The city blacksmith, block ice haulers, typewriter repairmen, coin-operated pay phone collection guys, milk deliverymen and rapidly approaching, bookshelf makers. All of these outdated service jobs were once seemingly indispensable in their day, but are now almost comical to think about in retrospect. Re-purposed…was that even a word used 50 years ago? As technology advanced and professions evolved, or in some cases, dissolved, these workforces melded into new areas of employment.
In each of these cases the process was relatively slow and matched the speed of technology innovation. In today’s technology environment, this is certainly not the case. Technology lifecycles can sometimes last just a few short years leaving their respected service professionals in a vulnerable situation. Often times, these people are so close to their respected technologies that they don’t even see the change coming. So what are today’s technologies and professions that are in the cross hairs of change?

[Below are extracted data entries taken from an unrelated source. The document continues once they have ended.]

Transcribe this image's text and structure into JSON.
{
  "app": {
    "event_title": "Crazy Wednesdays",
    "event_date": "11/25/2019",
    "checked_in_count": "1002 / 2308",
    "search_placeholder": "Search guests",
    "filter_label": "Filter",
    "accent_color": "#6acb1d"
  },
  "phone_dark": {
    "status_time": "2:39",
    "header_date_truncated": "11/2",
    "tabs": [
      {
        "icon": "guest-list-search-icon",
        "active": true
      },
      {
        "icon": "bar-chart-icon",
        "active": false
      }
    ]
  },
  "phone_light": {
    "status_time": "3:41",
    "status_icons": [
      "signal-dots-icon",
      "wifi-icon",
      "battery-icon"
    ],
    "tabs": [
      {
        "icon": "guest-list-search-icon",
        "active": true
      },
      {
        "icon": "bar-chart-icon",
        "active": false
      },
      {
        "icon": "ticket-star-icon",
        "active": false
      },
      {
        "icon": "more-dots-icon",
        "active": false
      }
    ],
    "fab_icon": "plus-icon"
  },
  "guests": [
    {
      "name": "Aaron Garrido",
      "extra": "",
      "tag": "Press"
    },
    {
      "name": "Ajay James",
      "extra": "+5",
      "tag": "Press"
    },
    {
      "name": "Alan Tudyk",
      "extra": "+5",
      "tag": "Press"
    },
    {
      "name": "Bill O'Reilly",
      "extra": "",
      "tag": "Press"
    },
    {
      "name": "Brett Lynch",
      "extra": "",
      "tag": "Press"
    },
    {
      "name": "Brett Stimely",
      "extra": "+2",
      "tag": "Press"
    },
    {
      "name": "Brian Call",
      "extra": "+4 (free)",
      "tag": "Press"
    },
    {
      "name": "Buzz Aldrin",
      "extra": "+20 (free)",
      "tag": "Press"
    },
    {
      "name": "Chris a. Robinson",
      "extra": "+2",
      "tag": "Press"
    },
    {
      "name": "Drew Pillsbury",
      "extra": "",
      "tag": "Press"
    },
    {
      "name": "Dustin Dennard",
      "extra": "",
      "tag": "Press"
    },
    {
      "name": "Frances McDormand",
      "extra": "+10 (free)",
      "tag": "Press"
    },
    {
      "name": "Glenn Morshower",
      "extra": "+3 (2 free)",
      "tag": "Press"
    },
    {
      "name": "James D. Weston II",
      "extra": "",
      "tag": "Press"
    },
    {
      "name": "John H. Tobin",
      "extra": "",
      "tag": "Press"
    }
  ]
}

I work for Managed Service Provider (MSP) specializing in infrastructure management, and have seen the rapid shift to cloud infrastructures occur in just the past year or two. There are several reasons for this, but the prevalence of secure, cost-effective public cloud offerings are a leading contributor. For this, we can thank AWS and most recently, Microsoft Azure. Prior to this, we saw most companies employ one or more IT support technicians whose primary responsibility was to manage their infrastructure…or as we like to say, plumbing. Managing and supporting the plumbing has always been problematic for small to medium size businesses. There is the cost and hassle of keeping up with HW purchases and refreshes which many times are needed in off-budget scenarios. The people who support the plumbing, IT plumbers for simplicities sake, require expertise and ongoing training to keep pace with the technology curve. The challenge arises for businesses, is spending the money required to keep the technology and people current, in an section of the business that most business leaders to not believe to be strategic. Let’s face it, pluming in your house is an absolute requirement, but not viewed on par with a hi-fi system, swimming pool, or new back deck. For your family…those are strategic!
Fortunately, AWS and MSFT are changing the landscape by rolling out low-cost consumption models that enable businesses to rent only as much infrastructure as they need while providing leading edge technologies – something most companies can ill-afford to do. Costly capital outlays for HW are rapidly becoming a thing of the past as cloud-based infrastructures can be spun up quickly and paid for out of operational budgets with predictably in mind. This is good news for all with the exception of the HW vendors!
In support of this shift, we are seeing the rise of MSP’s. MSP’s are now taking on the role of managing and supporting these infrastructures that are hosted in the cloud, often times at a reduced cost and with superior IT expertise. Many business leaders are now re-thinking how they view IT- strategic vs. plumbing. Honestly, most plumbers I interact with would rather be implementing a new BI solution or helping the business generates revenue rather than wrench turning. IT managers used to be the gatekeepers / anti-sponsors against companies like mine, but I am seeing an ever willingness for them to partner. Who knows, maybe this may be just the kind of change that many are looking for in their roles…strategic. If that is the case, and with the rise of public cloud offerings and MSP’s, maybe we are witnessing the beginning of the end of IT plumbers.
Companies will always need in-house IT expertise, but in the not-to distant future, we will be asking ourselves…”what happened to all of our IT guys?” Will today’s IT plumbers be remembered in history alongside of those who rode the Pony Express?